While general manager Scott Howson, according to the Columbus Dispatch, said that Dekanich will be the other Blue Jacket goalie next season:
"We think he's ready," Howson said. "It's a bit of a risk but we think he's ready. Given what was available after a few hours, no doubt. There are top goalies in the American League who are ready for a chance. Eventually, these guys play. Why can't they play here?"
Dekanich has played three seasons with the Milwaukee Admirals, the AHL affiliate of the Nashville Predators, but was never able to acquire the backup role behind Vezina trophy finalist Pekka Rinne.
With the acquisition of two minor league goalies, it is clear that the No. 1 goaltender job this season is Steve Mason's to lose.
Mason has struggled the past two seasons and it was unclear whether or not the Canadian netminder would be playing elsewhere come next season.

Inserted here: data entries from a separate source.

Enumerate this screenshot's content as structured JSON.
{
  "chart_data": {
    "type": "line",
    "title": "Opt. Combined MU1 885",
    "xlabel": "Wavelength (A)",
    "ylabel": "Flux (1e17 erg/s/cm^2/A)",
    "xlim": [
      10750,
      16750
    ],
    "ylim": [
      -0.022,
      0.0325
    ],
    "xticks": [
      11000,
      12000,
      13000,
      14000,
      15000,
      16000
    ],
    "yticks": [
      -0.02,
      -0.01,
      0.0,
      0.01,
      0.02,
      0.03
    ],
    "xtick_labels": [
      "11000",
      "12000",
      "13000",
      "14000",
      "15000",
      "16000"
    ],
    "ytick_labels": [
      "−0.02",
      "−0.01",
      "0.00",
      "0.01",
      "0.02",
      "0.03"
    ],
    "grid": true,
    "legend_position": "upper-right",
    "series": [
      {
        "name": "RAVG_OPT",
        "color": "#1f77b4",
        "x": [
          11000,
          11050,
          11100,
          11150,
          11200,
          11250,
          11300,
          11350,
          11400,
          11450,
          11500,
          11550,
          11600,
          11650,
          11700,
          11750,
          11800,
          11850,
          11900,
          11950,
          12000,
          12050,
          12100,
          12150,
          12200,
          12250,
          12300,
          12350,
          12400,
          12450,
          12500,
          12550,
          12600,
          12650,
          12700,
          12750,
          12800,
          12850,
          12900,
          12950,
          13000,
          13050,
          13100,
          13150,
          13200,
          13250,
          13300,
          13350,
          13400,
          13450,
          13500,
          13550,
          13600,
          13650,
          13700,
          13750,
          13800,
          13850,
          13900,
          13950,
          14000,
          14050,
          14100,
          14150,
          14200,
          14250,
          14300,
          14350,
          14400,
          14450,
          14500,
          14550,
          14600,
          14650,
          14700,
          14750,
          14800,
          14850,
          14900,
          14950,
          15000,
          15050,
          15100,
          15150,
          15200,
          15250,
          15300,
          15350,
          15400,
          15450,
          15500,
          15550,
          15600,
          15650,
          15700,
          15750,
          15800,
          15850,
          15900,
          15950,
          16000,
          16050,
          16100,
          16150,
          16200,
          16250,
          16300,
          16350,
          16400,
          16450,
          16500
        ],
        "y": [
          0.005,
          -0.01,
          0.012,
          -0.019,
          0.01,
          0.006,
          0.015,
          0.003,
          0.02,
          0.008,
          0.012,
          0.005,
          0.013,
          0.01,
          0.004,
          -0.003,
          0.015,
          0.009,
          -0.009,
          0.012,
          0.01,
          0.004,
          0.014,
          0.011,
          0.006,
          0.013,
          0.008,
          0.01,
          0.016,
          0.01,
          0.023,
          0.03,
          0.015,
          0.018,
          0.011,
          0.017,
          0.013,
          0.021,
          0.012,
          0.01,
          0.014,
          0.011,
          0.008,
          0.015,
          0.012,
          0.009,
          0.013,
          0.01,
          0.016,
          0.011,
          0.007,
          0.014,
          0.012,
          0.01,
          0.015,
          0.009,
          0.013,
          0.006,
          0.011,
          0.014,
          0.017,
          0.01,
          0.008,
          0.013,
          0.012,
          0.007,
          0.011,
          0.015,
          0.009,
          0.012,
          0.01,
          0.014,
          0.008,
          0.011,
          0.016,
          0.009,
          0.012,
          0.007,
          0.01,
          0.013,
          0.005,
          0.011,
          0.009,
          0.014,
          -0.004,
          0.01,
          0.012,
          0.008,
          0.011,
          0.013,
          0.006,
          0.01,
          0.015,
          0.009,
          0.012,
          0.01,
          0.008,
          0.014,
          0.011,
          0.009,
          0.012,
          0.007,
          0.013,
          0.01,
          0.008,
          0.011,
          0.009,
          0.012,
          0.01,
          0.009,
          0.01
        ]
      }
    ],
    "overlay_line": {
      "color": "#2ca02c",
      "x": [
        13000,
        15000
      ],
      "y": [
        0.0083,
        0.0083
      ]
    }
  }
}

Mason is still young at only 23 years old and the Calder trophy winner still has a lot of potential. However, it is clear that Howson is becoming impatient as he was looking to deal Mason before last season's trade deadline and at the end of this season.
One of Mason's main issues the past two seasons was his consistency. When he was playing well, there was no way opposing teams were getting pucks past him. This past season, Mason's best stretch came in the month of February when he won seven of his nine starts.
However, when Mason struggled, it seemed that he could never recover. After his hot February, Mason would go on to win only two of his final 14 starts.
All the blame cannot be placed among Steve Mason's shoulders. One problem affecting him was that their goaltending coach, Dave Rook, only worked part-time. At times, Rook was not around to help Mason when he struggled to regain his confidence.
Howson fixed this issue with the hire of goaltending coach Ian Clark. Clark will work full-time to bring Mason back to where he was when he put up impressive numbers in his rookie season.
The other problem that was out of Mason's control was the abysmal defense in front of him. Mason will find a completely different defense in front of him next season with the release of Jan Hejda, Mike Commodore, Sami Lepisto, Anton Stralman and Craig Rivet.
The addition of James Wisniewski today is an upgrade in itself for Mason and the Jackets will still look to add another defenseman before the season starts in October.
At the end of the day, Steve Mason's job is still safe, but he is out of excuses. If he continues to show signs of inconsistency, head coach Scott Arniel may look to the inexperienced and unproven Dekanich.
If Mason cannot find his winning ways this season, then the team will most likely cut ties with their 2006 draft pick.